Attorney-client privilege does not attach to a communication simply because it is between employees and corporate counsel. FTC v. Abbvie, Inc., Civil Action No., 2015 WL 8623076, at *9 (E.D. Pa. Dec. 14, 2015). Nor does it apply if a client seeks regulatory advice strictly for a business purpose. Id. The communication must be for the purpose of securing legal advice. Id. As this Court has stated previously, to find that in-house counsel was acting as a legal advisor the corporation asserting the attorney-client privilege must clearly demonstrate that the communication at issue was made for the purpose of securing legal not business advice. FTC v. Abbvie Inc., Civil Action No. 14-5151, 2016 WL 4478803, at *7 (E.D. Pa. Aug. 25, 2016).
III
The Merck e-mails and attachments at issue discuss Zostavax label changes and potential safety issues in response to comments of the CBER after a Zostavax clinical study. Such discussions in the highly regulated pharmaceutical industry often require the advice of counsel. We consider "the pervasive nature of governmental regulation" when "assessing whether the work of in-house attorneys in the drug industry constitutes legal advice." In re Vioxx Prod. Liab. Litig., 501 F. Supp. 2d 789, 800 (E.D. La. 2007). This does not, however, entitle Merck to a presumption that every e-mail exchange with its counsel or with which its counsel is involved is automatically protected by the attorney-client privilege. Id. at 800-01.
Many of the e-mails are sent to a dozen or more direct or copied recipients. One or more Merck in-house attorneys is among these recipients and occasionally authors an e-mail. Merck does not specify the roles of these attorneys. It simply relies on their presence to support the contention that the e-mails are for predominantly legal purposes.

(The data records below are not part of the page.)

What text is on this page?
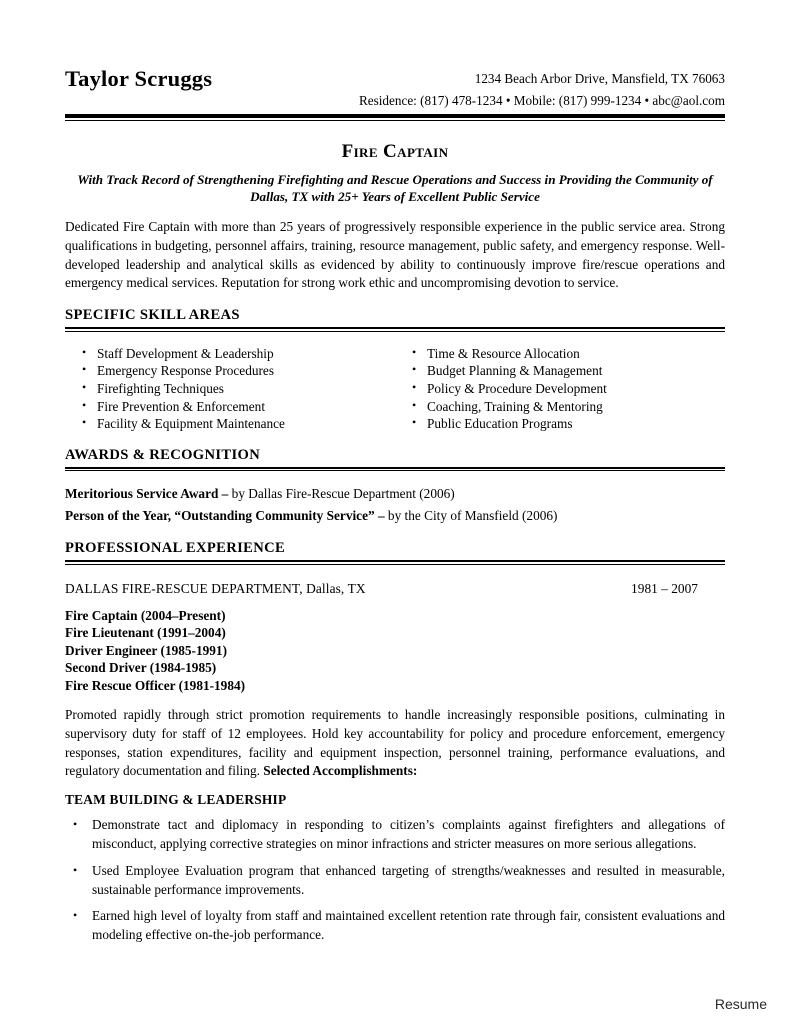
Taylor Scruggs	1234 Beach Arbor Drive, Mansfield, TX 76063
Residence: (817) 478-1234 • Mobile: (817) 999-1234 • abc@aol.com
Fire Captain
With Track Record of Strengthening Firefighting and Rescue Operations and Success in Providing the Community of Dallas, TX with 25+ Years of Excellent Public Service
Dedicated Fire Captain with more than 25 years of progressively responsible experience in the public service area. Strong qualifications in budgeting, personnel affairs, training, resource management, public safety, and emergency response. Well-developed leadership and analytical skills as evidenced by ability to continuously improve fire/rescue operations and emergency medical services. Reputation for strong work ethic and uncompromising devotion to service.
SPECIFIC SKILL AREAS
• Staff Development & Leadership
• Emergency Response Procedures
• Firefighting Techniques
• Fire Prevention & Enforcement
• Facility & Equipment Maintenance
• Time & Resource Allocation
• Budget Planning & Management
• Policy & Procedure Development
• Coaching, Training & Mentoring
• Public Education Programs
AWARDS & RECOGNITION
Meritorious Service Award – by Dallas Fire-Rescue Department (2006)
Person of the Year, “Outstanding Community Service” – by the City of Mansfield (2006)
PROFESSIONAL EXPERIENCE
DALLAS FIRE-RESCUE DEPARTMENT, Dallas, TX	1981 – 2007
Fire Captain (2004–Present)
Fire Lieutenant (1991–2004)
Driver Engineer (1985-1991)
Second Driver (1984-1985)
Fire Rescue Officer (1981-1984)
Promoted rapidly through strict promotion requirements to handle increasingly responsible positions, culminating in supervisory duty for staff of 12 employees. Hold key accountability for policy and procedure enforcement, emergency responses, station expenditures, facility and equipment inspection, personnel training, performance evaluations, and regulatory documentation and filing. Selected Accomplishments:
TEAM BUILDING & LEADERSHIP
• Demonstrate tact and diplomacy in responding to citizen’s complaints against firefighters and allegations of misconduct, applying corrective strategies on minor infractions and stricter measures on more serious allegations.
• Used Employee Evaluation program that enhanced targeting of strengths/weaknesses and resulted in measurable, sustainable performance improvements.
• Earned high level of loyalty from staff and maintained excellent retention rate through fair, consistent evaluations and modeling effective on-the-job performance.
Resume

After careful review, all but one part of one of the e-mails appears to have been exchanged for predominantly business, pharmacological, or medical purposes. Sometimes the discussion revolves around grammar, punctuation or clarity. Merck, except for the one part of one of the e-mails, has not met its burden to establish that the purpose of the e-mails was predominantly legal. See In re Grand Jury, 705 F.3d at 160. The one part of the one e-mail seeks legal advice and will be protected.